Geraldine: “Abeg, na wetin she tell me. Na wetin I hear, na him I talk”

We all burst out laughing. See, I’m a believer and when I listen to people, I believe what they say because I reason that no normal person should lie to me since I have no business in their lives. Afterall, they have nothing to gain if they lie to me. Usually, my belief in people even borders on naiveté. However, there are some stories I hear that sounds so unbelievable that it’s impossible to believe every detail. I mean, I know people receive amazing gifts but telling me that you just met a guy and spent the night in his house and he gives you a hundred thousand naira and you guys did not “do anything”, that tori get as e be ooo.

So I call these stories “Testimonies that Torment” ie stories that are too good to be true that they begin to torment the hearer. Usually, these stories may not be outright lies rather they are stories laced with so much exaggeration and half-truths that the believing listener is overwhelmed by the plethora of “good news”. From the conversation above, I don’t know if Cally “did something” or “did not do anything” but I believe that some information she gave were either embellished or withheld. Some other examples of “testimonies” I’ve heard are:

“I don’t read at all. I don’t know how come I always get ‘A’ {I know you’re a  genius but…really, you don’t read at all?}

“Praise God. Yesterday I was selling moi-moi. Today, I’m a millionaire” {Can you really explain how you became a millionaire between Yesterday and today?}

“Nooo…I just rubbed chief’s stomach only and he gave me a car” {you dun’t mean it!…insert surprise face smiley}

See, like I said earlier, I believe in testimonies, divine favour and miracles. Heck, I don’t believe I would be where I am today without some sort of miracle or the other. But even miracles have a foundation. There is something in place already and a miracle multiplies it. Moses had to use a rod to part the red sea and even Jesus used five loaves and two fish which he multiplied to feed 5000. So my issue with these “testimonies” is that they seem to come out of the blue with no foundation whatsoever. In fact they sound like extraordinary lies.

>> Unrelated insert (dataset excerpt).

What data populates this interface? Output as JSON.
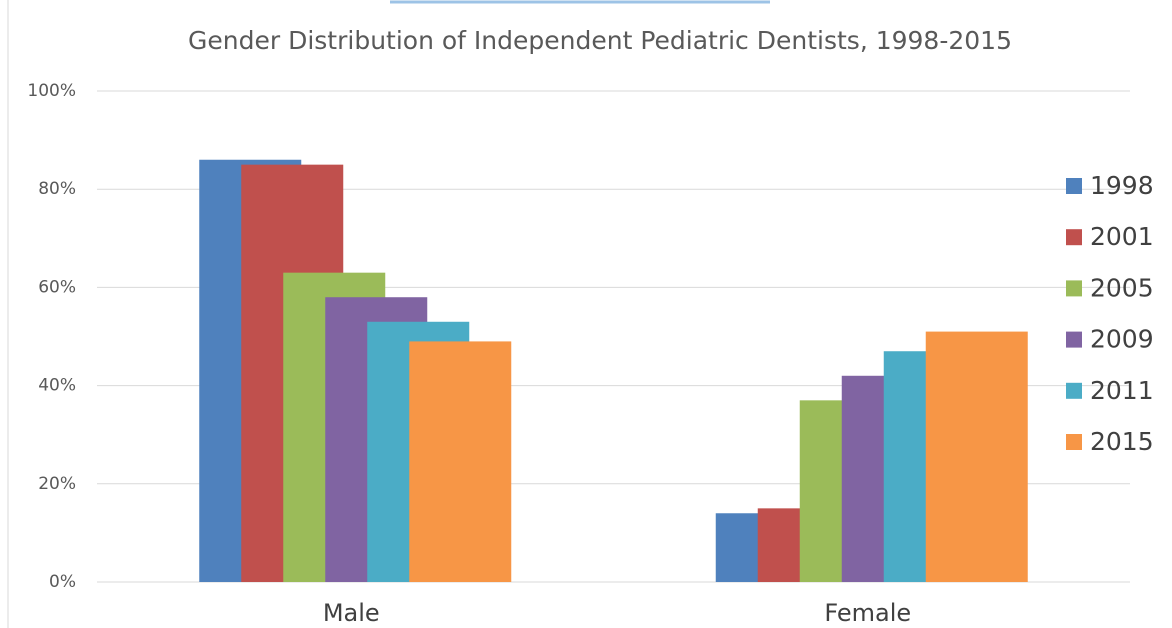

Once, I was in a church and the pastor mentioned that when people give testimonies, we should not just take them at face value. He told a story of a member who gave a testimony that he prayed to God for a job and while he was just seating at home, he got a message inviting him for a job interview and bang! the job was his. The pastor, who was privy to most of the information asked the member to tell the full story step by step. The said member then explained how he had met someone at a meeting and had told the person that he was looking for a job. The person asked for his credentials then he had waited for six months for an opening before he got the text message inviting him for the job interview. The pastor explained that he had asked the member to say the full story because he did not want other job seekers to listen to the testimony and believe that God just throws job interviews from heaven. He wanted the other members to see that some background work had been done before the job came through.

I’m with Pastor on this one. So, before somebody starts telling me all his/her wonderful stories, let the person tell me the challenges he/she faced, the work they had to do to get to where they are. When you are popping champagne and pouring hennessey, tell me of the times you had to soak garri for one hour for it to swell before you could eat. Okay, it may not be that bad but I believe every true success story or miracle had a beginning. If your own is to “visit” people and collect one million naira, tell me everything. Let me know what you had to sacrifice, the price you had to pay to get to where you are so I will truly know if I’m ready to pay it instead of starting a journey which I cannot complete. On that note, that’s why I love our Nigerian artistes. Once they release one hit song, they immediately release a “we-don-struggle-now-we’re-chopping-money” song. Even the rich kids among them who have never experienced poverty in their lives will sing their own.Anyway…at least upcoming artistes would listen and console themselves.



  1. Wow nice article Uche you’ve always been very smart and you’ve proven it over and over again, well my take Is this… On one hand there is actually no vague miracle or Testimony, most times people tend to always talk about the surface, truth is there is always a price to pay for every success be it negative or positive, faith without work is death, even Jesus Christ had to sacrifice his life for us to live the righteous life we are living today. Truth is Nothing goes for nothing, the grace you enjoy today had its price paid for yesterday!


  2. Wow. Good one girl. True word. Good things just don’t happen, Yea there’s faith an miracles but we still got to work for it.